Satellite data collected between 1994 and 2012 has revealed that there’s an accelerating decline in the size of the huge ice shelves floating in the Antarctica. Some of them have experienced shrinking of as much as 18%; scientists are saying that this change in size of the ice shelves will eventually result in a significant rise in global sea levels.

These findings were published in the latest edition of the widely read journal Science. Scientists have come up with these facts at a time when the entire world is concerned about the kind of impact global climate change will have on the vast polar regions of our planet.

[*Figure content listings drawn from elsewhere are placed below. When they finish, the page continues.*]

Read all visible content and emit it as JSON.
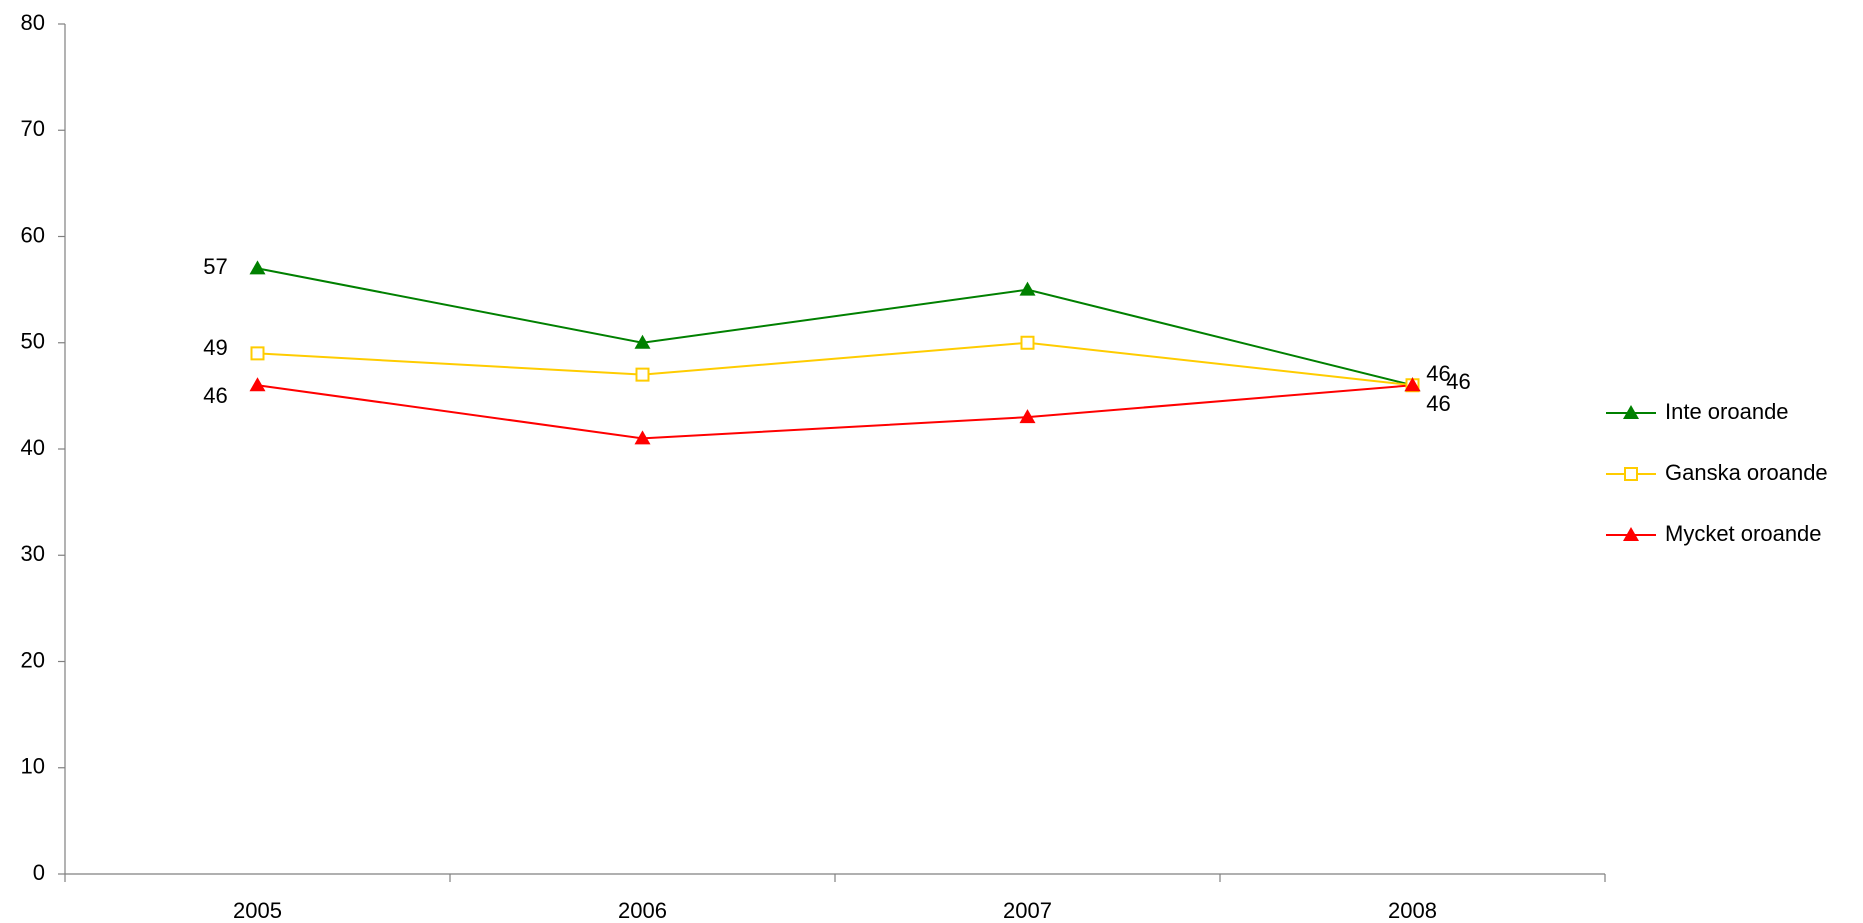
{
  "chart_data": {
    "type": "line",
    "categories": [
      "2005",
      "2006",
      "2007",
      "2008"
    ],
    "series": [
      {
        "name": "Inte oroande",
        "color": "#008000",
        "marker": "triangle",
        "values": [
          57,
          50,
          55,
          46
        ]
      },
      {
        "name": "Ganska oroande",
        "color": "#ffcc00",
        "marker": "square",
        "values": [
          49,
          47,
          50,
          46
        ]
      },
      {
        "name": "Mycket oroande",
        "color": "#ff0000",
        "marker": "triangle",
        "values": [
          46,
          41,
          43,
          46
        ]
      }
    ],
    "data_labels_at": [
      0,
      3
    ],
    "ylim": [
      0,
      80
    ],
    "yticks": [
      0,
      10,
      20,
      30,
      40,
      50,
      60,
      70,
      80
    ],
    "grid": false,
    "legend": "right"
  }
}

As mentioned above, the study was based on information collected during 18 years of continuous monitoring. During this phase, an area of 1,075,000 sq. km or 415,000 sq. miles was observed by three satellite missions carried out by the European Space Agency (ESA).

During the initial half of the study i.e. till around 2003 the volume decline noticed in Antarctica was pretty small. Scientists say that during this phase the volume lost in West Antarctica was perfectly balanced by the gains taking place in East Antarctica. However, the following years witnessed a different kind of change.

Helen Fricker, a scientist representing the Scripps Institution of Oceanography, informed that the speed of decline in the size of the Antarctic ice shelves has only increased in the past two decades. For instance, two of the most prominent ice shelves in West Antarctica Crosson and Venable have shrunk by 18% between 1994 and 2012.

According to Fernando Paolo, a geophysics doctoral candidate at the Scripps Institution of Oceanography, if the loss rates observed during the study period sustain a large share of ice shelves in the Bellingshausen (the sea that houses Venable) and Amundsen (the sea that houses Crosson) seas might disappear.

For those who don’t know: the global sea levels will not be affected directly by melting of Antarctic ice shelves as the shelves existed as floating structures. Paolo compared the situation with a glass of tonic and gin; melting of ice cubes in a glass of gin doesn’t result in the increase in the level of drink in the glass.

However, reduction of the floating shelves of ice will allow land-based ice to move into the ocean and thereby increase the sea levels.